Monsieur le président, monsieur le ministre, mes chers collègues, alors que 800 millions de personnes ne mangent pas à leur faim dans les pays en développement, on doit mesurer les effets de la libéralisation agricole, engagée dans le cadre de l'OMC, l'Organisation mondiale du commerce.
Les effets néfastes de cette libéralisation pour les pays et les exploitations les plus fragiles sont avérés. La concurrence globale toujours plus forte entre les marchés agricoles mène inéluctablement à l'exclusion des plus petits exploitants et à une concentration des richesses. En témoigne l'amplification constante de la fracture entre un Nord riche et un Sud pauvre.
Le cinquième de la population mondiale, le plus démuni, ne dispose que de 1, 5 % des ressources de la planète, tandis que le cinquième le plus riche en détient, à lui seul, 80 %.
Ainsi, libéraliser à tout va, sans se poser la question des effets produits, aboutit à faire reposer la sécurité alimentaire sur la production des pays les plus compétitifs.
La FAO, l'Organisation des Nations unies pour l'alimentation et l'agriculture, estime que le déficit commercial agricole des pays en développement atteindra 31 milliards de dollars d'ici à 2030, contre 18 milliards de dollars en 2015. Celui des pays les moins avancés, dont les importations à la fin des années quatre-vingt-dix étaient, en valeur, deux fois supérieures aux exportations, sera multiplié par quatre d'ici là.
Face à cette situation, les signataires des accords OMC doivent respecter leurs engagements concernant l'aide alimentaire aux pays les plus vulnérables. En outre, ils doivent reconnaître le droit à l'autosuffisance alimentaire et garantir des prix minima pour les agricultures paysannes.
Avant tout, un bilan contradictoire sur les effets de la libéralisation engagée par l'Organisation mondiale du commerce devrait être réalisé au plus vite.
Par ailleurs, la question de l'accès au marché des produits d'exportations est primordiale pour les pays en développement, car elle conditionne la mise en valeur de leur potentiel agricole. Certes, l'accord sur l'agriculture a entraîné des réductions tarifaires à l'entrée des marchés des pays développés, mais ces mesures, largement inefficaces, n'ont pas, hélas ! permis aux pays du Sud de combler leur retard.

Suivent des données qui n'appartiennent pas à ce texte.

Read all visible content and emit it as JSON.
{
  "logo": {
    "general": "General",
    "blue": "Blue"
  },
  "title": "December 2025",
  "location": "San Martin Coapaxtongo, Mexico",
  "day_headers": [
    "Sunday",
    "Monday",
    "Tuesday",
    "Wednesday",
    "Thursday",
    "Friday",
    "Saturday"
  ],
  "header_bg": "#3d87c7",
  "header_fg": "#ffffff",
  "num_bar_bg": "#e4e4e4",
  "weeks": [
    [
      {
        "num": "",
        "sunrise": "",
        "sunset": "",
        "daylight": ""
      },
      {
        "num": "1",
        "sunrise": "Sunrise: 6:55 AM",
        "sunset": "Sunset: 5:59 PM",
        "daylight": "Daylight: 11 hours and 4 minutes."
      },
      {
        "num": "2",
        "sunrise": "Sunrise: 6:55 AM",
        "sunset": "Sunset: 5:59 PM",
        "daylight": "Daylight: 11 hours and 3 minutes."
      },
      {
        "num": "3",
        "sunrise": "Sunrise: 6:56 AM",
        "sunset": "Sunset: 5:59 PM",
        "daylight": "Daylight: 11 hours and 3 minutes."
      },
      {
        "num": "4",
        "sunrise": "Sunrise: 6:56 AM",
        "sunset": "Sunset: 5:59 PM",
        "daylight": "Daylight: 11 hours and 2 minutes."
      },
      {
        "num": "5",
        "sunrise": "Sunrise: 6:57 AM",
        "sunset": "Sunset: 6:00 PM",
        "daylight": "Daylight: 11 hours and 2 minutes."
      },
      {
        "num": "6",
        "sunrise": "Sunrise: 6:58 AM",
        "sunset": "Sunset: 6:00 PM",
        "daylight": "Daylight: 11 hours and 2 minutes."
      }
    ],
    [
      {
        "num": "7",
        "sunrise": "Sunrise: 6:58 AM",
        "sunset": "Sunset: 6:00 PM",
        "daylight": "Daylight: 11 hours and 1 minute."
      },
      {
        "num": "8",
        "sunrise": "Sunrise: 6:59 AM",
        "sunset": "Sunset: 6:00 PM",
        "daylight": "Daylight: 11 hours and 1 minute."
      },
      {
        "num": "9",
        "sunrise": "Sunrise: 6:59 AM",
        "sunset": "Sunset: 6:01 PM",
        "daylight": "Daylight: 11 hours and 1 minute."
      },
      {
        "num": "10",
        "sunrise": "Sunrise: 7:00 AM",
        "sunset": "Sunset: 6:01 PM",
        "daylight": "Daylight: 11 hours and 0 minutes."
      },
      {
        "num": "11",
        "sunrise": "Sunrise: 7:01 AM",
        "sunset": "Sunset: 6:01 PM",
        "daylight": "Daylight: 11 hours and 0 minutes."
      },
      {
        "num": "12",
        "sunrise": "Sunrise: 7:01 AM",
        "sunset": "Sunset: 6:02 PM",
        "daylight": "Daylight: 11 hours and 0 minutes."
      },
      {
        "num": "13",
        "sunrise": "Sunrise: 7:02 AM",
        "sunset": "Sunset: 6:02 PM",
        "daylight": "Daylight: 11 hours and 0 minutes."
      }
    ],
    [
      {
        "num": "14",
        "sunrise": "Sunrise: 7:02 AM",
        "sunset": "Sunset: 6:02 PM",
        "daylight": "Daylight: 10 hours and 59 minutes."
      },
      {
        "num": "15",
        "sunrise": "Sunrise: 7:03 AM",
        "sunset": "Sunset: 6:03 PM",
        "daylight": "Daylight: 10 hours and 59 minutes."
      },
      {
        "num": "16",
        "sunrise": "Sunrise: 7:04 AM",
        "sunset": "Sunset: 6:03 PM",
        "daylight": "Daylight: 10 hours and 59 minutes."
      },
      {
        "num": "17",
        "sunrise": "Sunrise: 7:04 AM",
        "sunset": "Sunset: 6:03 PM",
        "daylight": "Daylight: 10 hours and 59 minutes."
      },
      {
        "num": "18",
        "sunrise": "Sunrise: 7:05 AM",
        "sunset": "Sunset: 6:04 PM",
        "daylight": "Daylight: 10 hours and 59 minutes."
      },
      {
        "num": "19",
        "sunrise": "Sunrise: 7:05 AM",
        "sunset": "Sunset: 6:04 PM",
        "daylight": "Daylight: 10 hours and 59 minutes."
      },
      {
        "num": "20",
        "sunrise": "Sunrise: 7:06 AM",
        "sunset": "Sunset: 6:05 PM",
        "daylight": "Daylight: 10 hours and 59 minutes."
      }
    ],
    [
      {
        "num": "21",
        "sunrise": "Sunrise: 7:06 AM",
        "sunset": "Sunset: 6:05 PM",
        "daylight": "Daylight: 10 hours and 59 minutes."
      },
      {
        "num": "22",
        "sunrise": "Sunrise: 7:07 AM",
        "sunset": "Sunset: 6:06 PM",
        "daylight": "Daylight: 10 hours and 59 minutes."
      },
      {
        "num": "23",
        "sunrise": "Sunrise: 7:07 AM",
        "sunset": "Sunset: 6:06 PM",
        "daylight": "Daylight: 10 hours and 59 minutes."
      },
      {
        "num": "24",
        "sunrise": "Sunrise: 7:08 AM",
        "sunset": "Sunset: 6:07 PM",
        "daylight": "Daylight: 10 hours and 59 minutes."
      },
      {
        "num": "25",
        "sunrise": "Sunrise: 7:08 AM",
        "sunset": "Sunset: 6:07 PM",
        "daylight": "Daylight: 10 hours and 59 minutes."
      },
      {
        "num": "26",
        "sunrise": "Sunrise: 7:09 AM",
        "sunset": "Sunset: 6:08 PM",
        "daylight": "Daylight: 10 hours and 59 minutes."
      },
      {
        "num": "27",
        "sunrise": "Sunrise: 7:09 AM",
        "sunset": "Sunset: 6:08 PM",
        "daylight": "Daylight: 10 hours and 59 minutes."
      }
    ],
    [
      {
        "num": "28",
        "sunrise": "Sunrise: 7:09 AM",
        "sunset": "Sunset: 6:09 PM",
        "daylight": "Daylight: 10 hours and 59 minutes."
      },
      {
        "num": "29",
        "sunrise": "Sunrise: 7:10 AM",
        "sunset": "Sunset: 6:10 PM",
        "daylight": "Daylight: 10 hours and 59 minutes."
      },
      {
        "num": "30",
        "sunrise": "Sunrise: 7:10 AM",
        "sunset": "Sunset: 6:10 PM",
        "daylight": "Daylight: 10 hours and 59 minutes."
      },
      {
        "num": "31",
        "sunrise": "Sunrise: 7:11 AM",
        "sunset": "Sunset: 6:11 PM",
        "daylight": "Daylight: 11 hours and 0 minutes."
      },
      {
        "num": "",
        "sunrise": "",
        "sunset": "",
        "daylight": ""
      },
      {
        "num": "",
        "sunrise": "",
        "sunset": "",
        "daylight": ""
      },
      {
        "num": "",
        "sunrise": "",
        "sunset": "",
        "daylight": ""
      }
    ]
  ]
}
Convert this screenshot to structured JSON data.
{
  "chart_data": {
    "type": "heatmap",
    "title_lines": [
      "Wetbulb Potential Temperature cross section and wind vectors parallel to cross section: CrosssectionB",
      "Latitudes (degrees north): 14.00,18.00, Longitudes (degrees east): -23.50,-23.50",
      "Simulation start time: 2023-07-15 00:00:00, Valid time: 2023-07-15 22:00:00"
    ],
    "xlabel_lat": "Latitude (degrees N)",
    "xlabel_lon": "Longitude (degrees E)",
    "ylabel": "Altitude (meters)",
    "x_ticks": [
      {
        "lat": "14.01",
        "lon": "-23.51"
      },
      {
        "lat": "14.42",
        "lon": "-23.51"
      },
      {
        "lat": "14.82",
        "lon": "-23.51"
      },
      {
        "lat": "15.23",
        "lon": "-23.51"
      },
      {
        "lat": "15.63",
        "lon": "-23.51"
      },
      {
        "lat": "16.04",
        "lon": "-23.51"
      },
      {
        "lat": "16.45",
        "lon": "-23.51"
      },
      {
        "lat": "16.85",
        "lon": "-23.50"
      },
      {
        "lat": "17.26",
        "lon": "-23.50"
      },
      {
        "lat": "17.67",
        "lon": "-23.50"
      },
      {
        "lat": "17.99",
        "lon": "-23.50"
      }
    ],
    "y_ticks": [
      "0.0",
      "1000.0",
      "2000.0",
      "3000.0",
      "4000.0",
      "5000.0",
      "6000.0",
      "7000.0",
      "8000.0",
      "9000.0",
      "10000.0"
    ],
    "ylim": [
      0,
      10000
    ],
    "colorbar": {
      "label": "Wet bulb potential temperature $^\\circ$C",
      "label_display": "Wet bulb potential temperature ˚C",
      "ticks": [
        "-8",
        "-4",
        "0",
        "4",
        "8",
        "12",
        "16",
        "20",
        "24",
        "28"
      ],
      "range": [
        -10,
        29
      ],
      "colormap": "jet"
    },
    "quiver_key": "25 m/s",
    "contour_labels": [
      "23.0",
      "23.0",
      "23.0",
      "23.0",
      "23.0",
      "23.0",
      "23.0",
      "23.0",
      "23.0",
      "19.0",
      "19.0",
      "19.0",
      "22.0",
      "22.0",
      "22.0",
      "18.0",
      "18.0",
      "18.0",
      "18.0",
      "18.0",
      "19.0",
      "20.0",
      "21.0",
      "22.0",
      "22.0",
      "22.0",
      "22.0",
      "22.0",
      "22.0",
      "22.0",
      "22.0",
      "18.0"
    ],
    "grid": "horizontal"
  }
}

S'agissant des aides internes, les pays en développement, en raison des programmes d'ajustement structurel, soutiennent très peu leur agriculture. En outre, le fait d'avoir notifié des soutiens nuls à l'OMC les empêche, en raison des périodes de référence utilisées par les règles multilatérales, de mettre en oeuvre aujourd'hui des mécanismes de soutien aux prix et de régulation des cours.
Actuellement, la seule possibilité pour un pays en développement est d'utiliser les aides classées en boîte verte, c'est-à-dire entièrement découplées de la production. Comme le budget de l'Etat les finance directement, son faible niveau, conjugué au poids de la dette, les rend en fait inaccessibles à la plupart des pays en développement.
Les pays développés, quant à eux, ont négocié un accord protégeant leurs politiques agricoles. En 2002, le soutien total à l'agriculture dans les pays riches est estimé, dans l'ensemble de la zone OCDE, à 318 milliards de dollars.
Monsieur le ministre, face à ce constat alarmant, il est grand temps d'établir un bilan détaillé et contradictoire des effets de la libéralisation agricole, afin de proposer des solutions à la fracture entre le Nord et le Sud.
L'impératif d'autosuffisance et de sécurité alimentaire exige une exception au libre-échange et nécessite un revirement total des politiques au sein de l'Organisation mondiale du commerce.
La France, avec ses partenaires européens, doit demander le gel immédiat des négociations actuelles sur le commerce de denrées agricoles, dans l'attente de la réalisation du bilan demandé.
Tel est le sens de notre amendement.